The last couple of weeks have just been stupidly busy in my world and last night, as I collapsed on the sofa, it got me thinking. Am I too busy? What is too busy? Is being this busy actually doing us any good? I fear that with Christmas only a hop, skip and a jump away now it’s only going to get worse.
Even when we ask each other how we’re doing these days, the generic reply is always “Good yeah, busy” or “fine, busy” or something along those lines. The lovely Maxabella mentioned this in her workshop at the Problogger conference earlier this year and it has stuck with me every since.
‘Busy’ has almost become an emotion rather than an occasional state of being.

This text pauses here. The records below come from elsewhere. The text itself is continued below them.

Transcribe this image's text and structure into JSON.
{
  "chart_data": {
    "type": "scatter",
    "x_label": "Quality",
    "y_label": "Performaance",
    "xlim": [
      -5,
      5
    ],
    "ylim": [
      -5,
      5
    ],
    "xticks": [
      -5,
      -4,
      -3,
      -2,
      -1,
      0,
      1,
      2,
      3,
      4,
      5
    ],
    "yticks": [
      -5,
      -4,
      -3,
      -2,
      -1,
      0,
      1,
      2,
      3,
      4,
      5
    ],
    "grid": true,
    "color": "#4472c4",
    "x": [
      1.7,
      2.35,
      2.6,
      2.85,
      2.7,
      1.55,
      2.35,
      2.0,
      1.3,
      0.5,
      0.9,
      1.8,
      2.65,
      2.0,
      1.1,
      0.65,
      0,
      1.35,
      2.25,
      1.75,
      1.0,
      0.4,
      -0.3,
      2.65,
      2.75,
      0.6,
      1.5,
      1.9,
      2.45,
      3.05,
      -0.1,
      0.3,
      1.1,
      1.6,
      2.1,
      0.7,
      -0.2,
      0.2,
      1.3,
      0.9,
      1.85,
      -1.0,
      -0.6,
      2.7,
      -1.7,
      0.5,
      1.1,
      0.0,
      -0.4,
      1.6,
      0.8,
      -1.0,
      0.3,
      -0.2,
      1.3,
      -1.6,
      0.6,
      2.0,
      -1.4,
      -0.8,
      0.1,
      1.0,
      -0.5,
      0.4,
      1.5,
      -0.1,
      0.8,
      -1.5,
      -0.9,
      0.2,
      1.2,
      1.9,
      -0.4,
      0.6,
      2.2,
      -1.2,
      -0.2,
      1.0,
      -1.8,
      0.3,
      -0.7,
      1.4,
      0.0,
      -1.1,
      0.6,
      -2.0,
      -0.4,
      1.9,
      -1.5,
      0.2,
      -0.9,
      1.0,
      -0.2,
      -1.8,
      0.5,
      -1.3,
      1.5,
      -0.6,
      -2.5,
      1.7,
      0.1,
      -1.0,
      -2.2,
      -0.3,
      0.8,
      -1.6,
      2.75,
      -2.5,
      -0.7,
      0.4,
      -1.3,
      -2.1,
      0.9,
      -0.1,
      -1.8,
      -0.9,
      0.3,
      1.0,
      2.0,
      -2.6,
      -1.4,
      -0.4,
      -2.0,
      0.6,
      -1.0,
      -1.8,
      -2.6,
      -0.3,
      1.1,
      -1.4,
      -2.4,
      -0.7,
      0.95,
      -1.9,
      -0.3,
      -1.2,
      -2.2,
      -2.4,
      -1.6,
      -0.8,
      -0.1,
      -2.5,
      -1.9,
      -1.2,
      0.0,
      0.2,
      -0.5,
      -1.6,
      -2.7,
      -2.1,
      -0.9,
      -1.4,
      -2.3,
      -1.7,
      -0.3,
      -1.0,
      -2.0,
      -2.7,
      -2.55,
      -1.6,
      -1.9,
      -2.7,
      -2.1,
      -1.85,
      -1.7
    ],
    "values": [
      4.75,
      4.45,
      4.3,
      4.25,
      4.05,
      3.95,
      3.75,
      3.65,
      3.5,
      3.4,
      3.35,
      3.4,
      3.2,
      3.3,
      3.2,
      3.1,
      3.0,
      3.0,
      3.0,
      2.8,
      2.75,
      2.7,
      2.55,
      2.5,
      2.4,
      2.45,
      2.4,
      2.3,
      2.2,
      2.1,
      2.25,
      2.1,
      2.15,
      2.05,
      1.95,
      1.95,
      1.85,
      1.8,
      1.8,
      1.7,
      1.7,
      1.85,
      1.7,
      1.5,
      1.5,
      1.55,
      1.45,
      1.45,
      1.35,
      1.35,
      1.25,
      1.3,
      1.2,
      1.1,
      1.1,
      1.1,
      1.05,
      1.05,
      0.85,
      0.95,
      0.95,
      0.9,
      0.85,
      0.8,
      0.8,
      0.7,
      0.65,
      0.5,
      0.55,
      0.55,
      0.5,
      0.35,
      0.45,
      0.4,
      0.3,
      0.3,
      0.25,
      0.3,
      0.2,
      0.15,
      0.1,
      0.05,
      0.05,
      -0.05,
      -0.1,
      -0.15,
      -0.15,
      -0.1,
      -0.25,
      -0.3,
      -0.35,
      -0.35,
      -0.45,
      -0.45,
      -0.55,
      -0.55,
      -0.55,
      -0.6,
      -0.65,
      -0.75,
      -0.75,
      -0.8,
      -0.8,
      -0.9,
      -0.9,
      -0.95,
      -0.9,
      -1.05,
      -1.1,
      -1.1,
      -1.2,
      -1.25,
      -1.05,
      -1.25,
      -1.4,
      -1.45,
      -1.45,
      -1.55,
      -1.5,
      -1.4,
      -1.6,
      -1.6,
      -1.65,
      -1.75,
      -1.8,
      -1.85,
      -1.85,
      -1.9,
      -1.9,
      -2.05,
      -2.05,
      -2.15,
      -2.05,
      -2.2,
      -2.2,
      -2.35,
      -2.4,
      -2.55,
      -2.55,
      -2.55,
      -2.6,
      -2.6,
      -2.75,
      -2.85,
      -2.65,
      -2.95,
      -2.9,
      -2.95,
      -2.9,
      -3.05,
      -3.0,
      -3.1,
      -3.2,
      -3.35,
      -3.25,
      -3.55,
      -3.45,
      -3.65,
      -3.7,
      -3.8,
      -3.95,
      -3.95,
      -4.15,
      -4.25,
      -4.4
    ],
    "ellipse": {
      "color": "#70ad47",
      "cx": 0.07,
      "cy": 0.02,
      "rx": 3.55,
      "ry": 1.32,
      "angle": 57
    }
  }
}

If I have a busy day ahead (which is more often than not these days) I waking up feeling flustered. My breathing gets quicker and my heart rate rises. Almost immediately I’m stressed, just at the mere thought of getting everything I need to get done that day. I start yelling at the kids for no reason other than they’re just not moving at my pace “Do they not realised how much we have to fit in today – why are they going so slowly??”
I automatically associate being busy with being stressed. When I think about it, I don’t see ‘busy’ as a positive. When Mr asks how my day has been, if it was a busy one, I always respond with something along the lines of “I was so busy today it was a nightmare, the kids were driving me mad, nothing went the way it was supposed to, and all I want to do now is lie down in a dark room!” Yet if I’ve had a quietist day, my response is always the total opposite.
So why do I do it to myself?, why do I take on so much that it leaves me feeling stressed and overwhelmed? Why do I cram so much into a week that by the time I reach Sunday night, I collapse on the sofa and congratulate myself for making it to end, rather than reflecting on what I’ve done or learnt or how much I laughed. Most of the time I can’t even remember what even did.
I’m also missing out on so much too. So many personal emails and cups of tea and chats with dear friends are getting pushed onto the back burner because I’m just ‘too busy’. Really they should be a priority!
The other thing that is really bugging me, is that I’m teaching my kids how to be stressed without even realising I’m doing it. With so many activities going on they never get the chance to just ‘be’. To do nothing, to relax, to be……..god forbid, bored. I spend so much time taking them from pillar to post they are not learning how to do nothing. No wonder they whinge like the world is ending when they’re bored – they have no idea how to entertain themselves.
Stressed out, busy and rushing are really not the words I want to use to describe my days nor do I want my kids to think this is normal. So I’m setting myself a challenge to reevaluate how we do things for 2015 and once I have my plan, I promise to share it all with you.
How would you describe your week in three words??
Have you fallen into the ‘busy’ trap too or have you got any tips to help me change?